Lumières d’été est un peu à part dans votre filmographie. Pourquoi le passage par la fiction pour parle de Hiroshima ?

Parce qu’on peut avoir besoin de la fiction pour exprimer une émotion, des sentiments, une certaine poésie à travers l’incarnation, un paysage, des temps que n’offrent pas le documentaire. Avant le Covid, j’allais tous les ans à Hiroshima. J’avais besoin d’y revenir pour raconter ce que ce lieu m’avait appris. Les survivants disent qu’il faut profiter de la vie parce qu’elle peut s’arrêter du jour au lendemain, et qu’il faut se battre contre tout ce qui détruit. Il y a différentes stratégies pour s’adresser au passé et le rendre vivant : ça peut se faire par un rapport historique ou par une façon plus fantomatique, sentimentale ou irrationnelle de se rapprocher d’un temps qu’on n’a pas vécu.

 

L’idée d’adapter Retour à Reims de Didier Eribon est venue de votre productrice, Marie-Ange Luciani. Comment ce texte a-t-il fait écho à vos préoccupations, à votre histoire familiale ?

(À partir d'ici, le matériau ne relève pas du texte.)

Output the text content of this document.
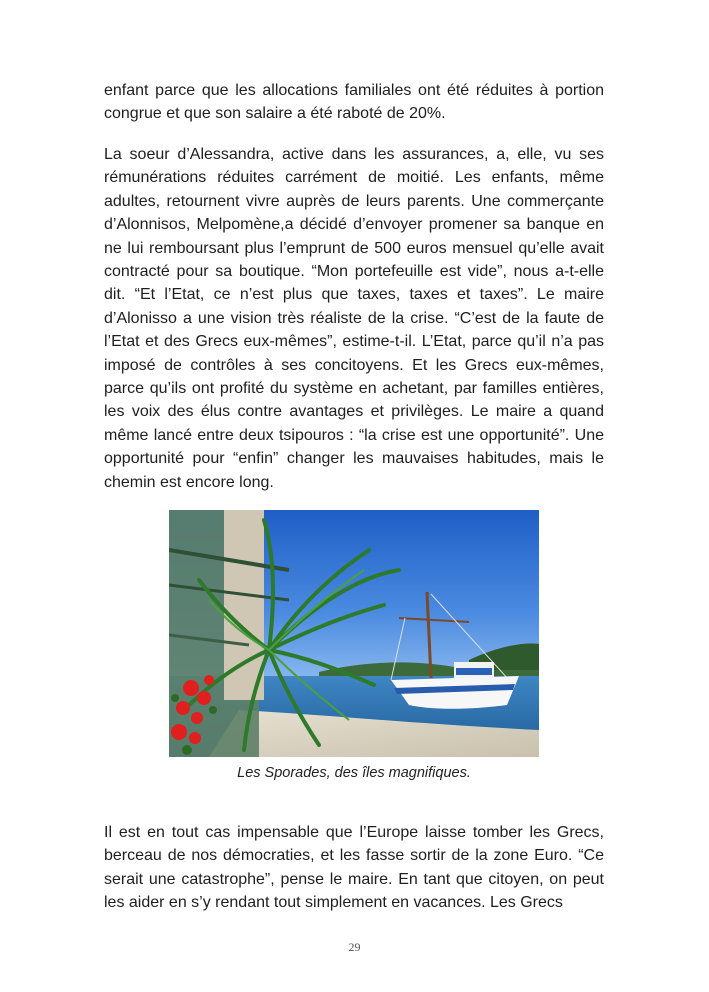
enfant parce que les allocations familiales ont été réduites à portion congrue et que son salaire a été raboté de 20%.

La soeur d’Alessandra, active dans les assurances, a, elle, vu ses rémunérations réduites carrément de moitié. Les enfants, même adultes, retournent vivre auprès de leurs parents. Une commerçante d’Alonnisos, Melpomène,a décidé d’envoyer promener sa banque en ne lui remboursant plus l’emprunt de 500 euros mensuel qu’elle avait contracté pour sa boutique. “Mon portefeuille est vide”, nous a-t-elle dit. “Et l’Etat, ce n’est plus que taxes, taxes et taxes”. Le maire d’Alonisso a une vision très réaliste de la crise. “C’est de la faute de l’Etat et des Grecs eux-mêmes”, estime-t-il. L’Etat, parce qu’il n’a pas imposé de contrôles à ses concitoyens. Et les Grecs eux-mêmes, parce qu’ils ont profité du système en achetant, par familles entières, les voix des élus contre avantages et privilèges. Le maire a quand même lancé entre deux tsipouros : “la crise est une opportunité”. Une opportunité pour “enfin” changer les mauvaises habitudes, mais le chemin est encore long.

Les Sporades, des îles magnifiques.

Il est en tout cas impensable que l’Europe laisse tomber les Grecs, berceau de nos démocraties, et les fasse sortir de la zone Euro. “Ce serait une catastrophe”, pense le maire. En tant que citoyen, on peut les aider en s’y rendant tout simplement en vacances. Les Grecs

29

Cette proposition me donnait la possibilité de questionner une histoire de l’extrême droite en France, liée à la situation contemporaine urgente. En choisissant de ne garder pour la voix off que 15 pages des 250 que comptent le livre, j’ai omis l’histoire personnelle de Didier Eribon, et ce qui pourrait s’énoncer de ma propre vie. Mais c’est l’un des films les plus personnels que j’ai faits, même si je me cache totalement. Une des grandes différences entre nous, c’est que ma famille a basculé dans l’abstention totale, depuis mes grands-parents. Ils se désintéressent totalement de la chose politique, alors que la famille de Didier Eribon est passée à droite ou à l’extrême-droite. L’autre différence, c’est que ma famille n’est pas allée à l’usine. Ce sont des travailleurs pauvres qui accumulaient les petits boulots de livreur, pompier femme de ménage… Ils étaient isolés dans leur travail, comme ce qui se passe aujourd’hui.

Le films ‘achève sur l’énergie de la lutte, vous ne vouliez pas finir sur le constat amer de la montée de l’extrême droite, d’une partie de la gauche qui a abandonné les classes populaires ?

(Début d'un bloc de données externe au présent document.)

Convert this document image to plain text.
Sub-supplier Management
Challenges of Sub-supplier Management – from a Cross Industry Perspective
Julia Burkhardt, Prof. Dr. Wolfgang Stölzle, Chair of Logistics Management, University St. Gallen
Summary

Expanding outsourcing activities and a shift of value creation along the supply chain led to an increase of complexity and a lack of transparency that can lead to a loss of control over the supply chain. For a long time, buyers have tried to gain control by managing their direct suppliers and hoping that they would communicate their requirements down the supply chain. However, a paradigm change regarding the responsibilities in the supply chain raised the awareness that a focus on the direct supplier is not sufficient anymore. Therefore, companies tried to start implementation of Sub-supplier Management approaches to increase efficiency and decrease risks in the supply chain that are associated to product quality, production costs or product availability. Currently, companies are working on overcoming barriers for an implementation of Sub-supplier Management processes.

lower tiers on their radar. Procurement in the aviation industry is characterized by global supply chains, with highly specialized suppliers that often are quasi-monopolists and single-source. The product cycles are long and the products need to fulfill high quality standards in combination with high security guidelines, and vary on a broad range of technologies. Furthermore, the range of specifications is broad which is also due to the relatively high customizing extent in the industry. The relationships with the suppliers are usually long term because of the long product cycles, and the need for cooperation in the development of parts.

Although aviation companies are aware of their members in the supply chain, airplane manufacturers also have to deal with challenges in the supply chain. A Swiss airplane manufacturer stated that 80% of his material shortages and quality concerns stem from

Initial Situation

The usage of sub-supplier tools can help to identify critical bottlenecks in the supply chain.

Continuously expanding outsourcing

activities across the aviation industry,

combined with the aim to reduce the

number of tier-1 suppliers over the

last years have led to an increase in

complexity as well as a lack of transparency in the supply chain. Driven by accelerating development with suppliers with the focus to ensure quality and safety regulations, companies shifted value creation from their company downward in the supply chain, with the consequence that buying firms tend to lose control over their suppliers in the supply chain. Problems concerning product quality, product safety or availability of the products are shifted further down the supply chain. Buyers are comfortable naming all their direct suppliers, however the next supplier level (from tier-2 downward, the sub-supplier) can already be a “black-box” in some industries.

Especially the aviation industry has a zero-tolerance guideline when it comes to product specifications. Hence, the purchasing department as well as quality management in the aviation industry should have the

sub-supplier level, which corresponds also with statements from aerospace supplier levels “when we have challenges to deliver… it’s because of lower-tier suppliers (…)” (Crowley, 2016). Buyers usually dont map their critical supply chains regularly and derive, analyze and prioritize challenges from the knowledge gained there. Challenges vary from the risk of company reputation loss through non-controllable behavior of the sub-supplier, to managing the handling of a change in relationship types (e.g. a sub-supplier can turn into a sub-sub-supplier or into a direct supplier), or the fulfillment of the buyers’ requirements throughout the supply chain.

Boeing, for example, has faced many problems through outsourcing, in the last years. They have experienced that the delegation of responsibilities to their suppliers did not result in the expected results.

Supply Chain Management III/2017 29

C’est une règle que je me suis fixée et que je tiens presque toujours. Mes films interrogent la manière de résister et touchent particulièrement les collégiens ou lycéens. C’est peut-être à eux que je m’adresse, ou à moi quand j’étais jeune. Un film se doit de finit par quelque chose qui nous porte, on ne peut pas être pessimiste, l’époque est déjà trop violente pour cela. Retour à Reims [Fragments] montre l’arrivée de Jean-Marie Le Pen, je ne peux pas finir là-dessus. Ce n’est pas parce qu’Éric Zemmour et Marine Le Pen seraient à 30% que c’est révolu. Quand bien même il n’y aurait qu’une infime minorité de gens qui continueraient à lutter, ce sont eux qu’il faut regarder. Ce sont eux qui peuvent finir le film.